E arremata “a visão que o Estado teve foi de chamar os pensadores para dar um
caráter rizomático para os livros adotados”.
Punky,
abordado sobre sua história de vida, entra ´de sola´, “tudo o que aprendi foi
por aí. Eu ficava ´caçando´ pessoas que poderiam me ensinar alguma coisa”.

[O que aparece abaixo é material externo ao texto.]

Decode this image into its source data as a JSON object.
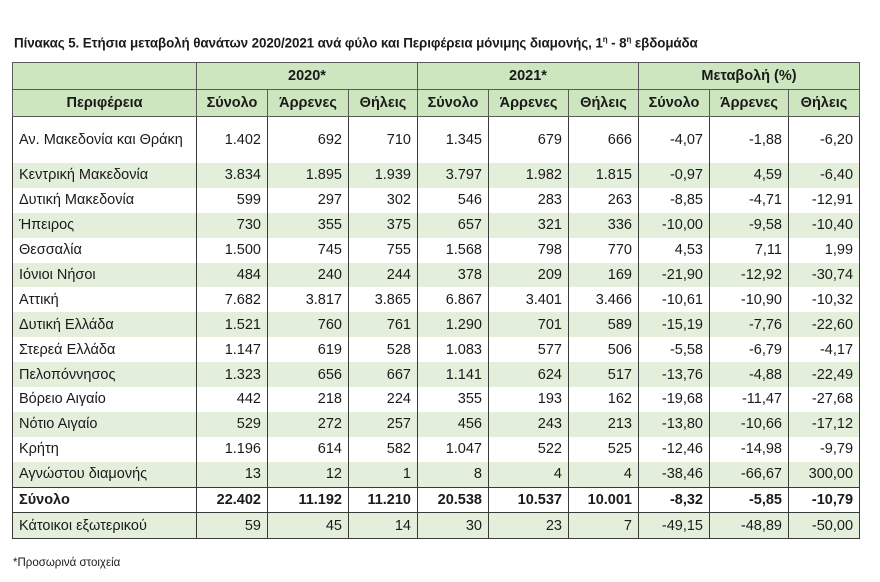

Autodidata, mostra-se total, também recorre à construções filosóficas
elaboradas: “A maior parte do trabalho no mundo é para eliminar um certo tipo
de trabalho”, afirma, enunciando a seguir que “a burrice é derivada da preguiça
de pensar”. Polêmico, direto e reto, sem medo de expor idéias ou histórias, cita
exemplos de sua atuação no campo da arte-educação: “(um dia) a professora veio
e reclamou que uma criança não ´tinha jeito´ e eu afirmei ´quem não tem jeito é
a senhora´!”. Éder reitera suas palavras: “quando a gente entra na escola, lá é
o microcosmo do mundo”. Sinaliza, contudo, um paradigma estabelecido, ao
lembrar que “o professor também se tornou uma classe enquanto trabalhador, mas
perdeu a noção de que o trabalho de educador tem outros valores”.
Há um certo
delírio poético no ar. Uma vontade de aproveitar ao máximo as possibilidades de
um momento único, quando as idéias entram em ebulição. O público
presente aproveita e participa avidamente. Sueli Kimura, uma das
administradoras da Casa Amarela, questiona qual é o papel do professor hoje, ao
que Éder sinaliza com uma máxima que deve – ou, ao menos, deveria – nortear o
trabalho daquele que trabalha com Educação:” o professor não é aquele que
ensina mas aquele que ´cria´ problemas”, no sentido de não eliminar a discussão
dialética no seio da sociedade. “Até mesmo porque o racionalismo imperante não
vai dar conta de todas as questões”, finaliza.
Alexandre
Santo, outro ouvinte participante, questiona sobre as terminologias ´mestres´ e
´aprendizes´, muito utilizadas no meio pedagógico. Éder rebate, “não gosto
dessa hierarquização”. Punky emenda com outro exemplo: “já temos a cultura popular,
no entanto, importamos palavras que não necessitamos: ´folk´ e ´lore´. Não há
necessidade de nada disso”.
Helenir
Marçal, mais uma das convidadas na platéia, pergunta “como individualizar o
conhecimento se numa sala às vezes temos 40, 45 alunos?” Éder dá uma pista:
“nesses casos, eu divido a sala em grupos, para facilitar a intermediação”.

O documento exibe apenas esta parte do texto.